With all the information that’s available, how can you know what to stay focused on? Big Data is just that: Big. Estimates are that 7 million web pages of text are being created every day. There’s no way an average person, who can read only about 60 pp. per hour, can keep up. What good is all of that information if you don’t even know it exists, or, even if you do, you don’t know which of it might help you solve your problem?

That’s where technology comes in. It helps sift through the mountains of information that are out there to find out what you need to pay attention to. Computers can file it into easy to search databases. Remember HAIL? All that really does is sort information into what you could think of as different types of phonebooks, which arrange the information in different ways. Think of how much easier, and faster, it would be to find someone if you could look through not only a phone book arranged by last name, but one arranged by first name, another by address, one by age, and one by gender. Then think of how quickly you could find what you’re looking for if a computer, which can “read” between 15,000-250,000 pp. per hour, was doing the looking.

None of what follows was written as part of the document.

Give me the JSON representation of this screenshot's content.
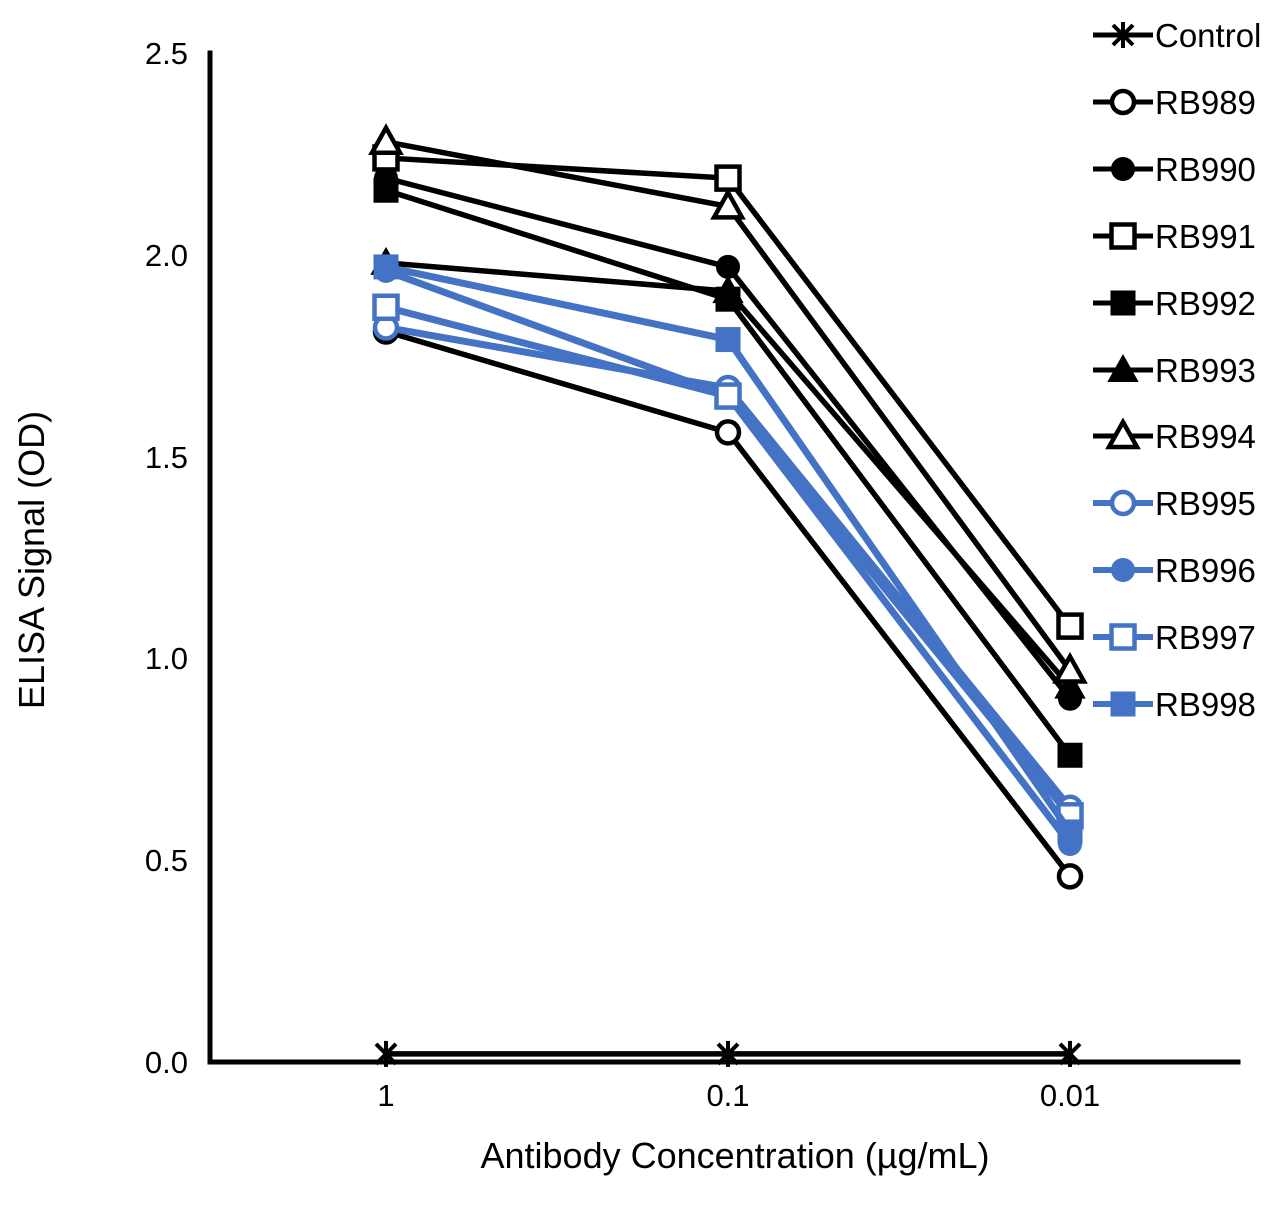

Going back to the magic show, think of what could have helped an investigator prove how the trick with the dollar bills was done. If she had a database of information about magic tricks, she could run multiple queries to determine relevant information; perhaps one on televised magic tricks, another on money tricks, and another on David Copperfield’s tricks. This would let her know what these tricks had in common and then she could keep an eye out for them. It wouldn’t take much to show that magic tricks performed in front of cameras without a studio audience often rely on video production techniques to succeed. That would have told her what to look for: any clues that the cameras had been stopped and started in the middle of the trick to create a gap in which the money could have been switched. For any trained investigator, knowing what to look for is more than half the battle; and being given a heads up on what’s important is often more than enough to get the job done. That is what technology does.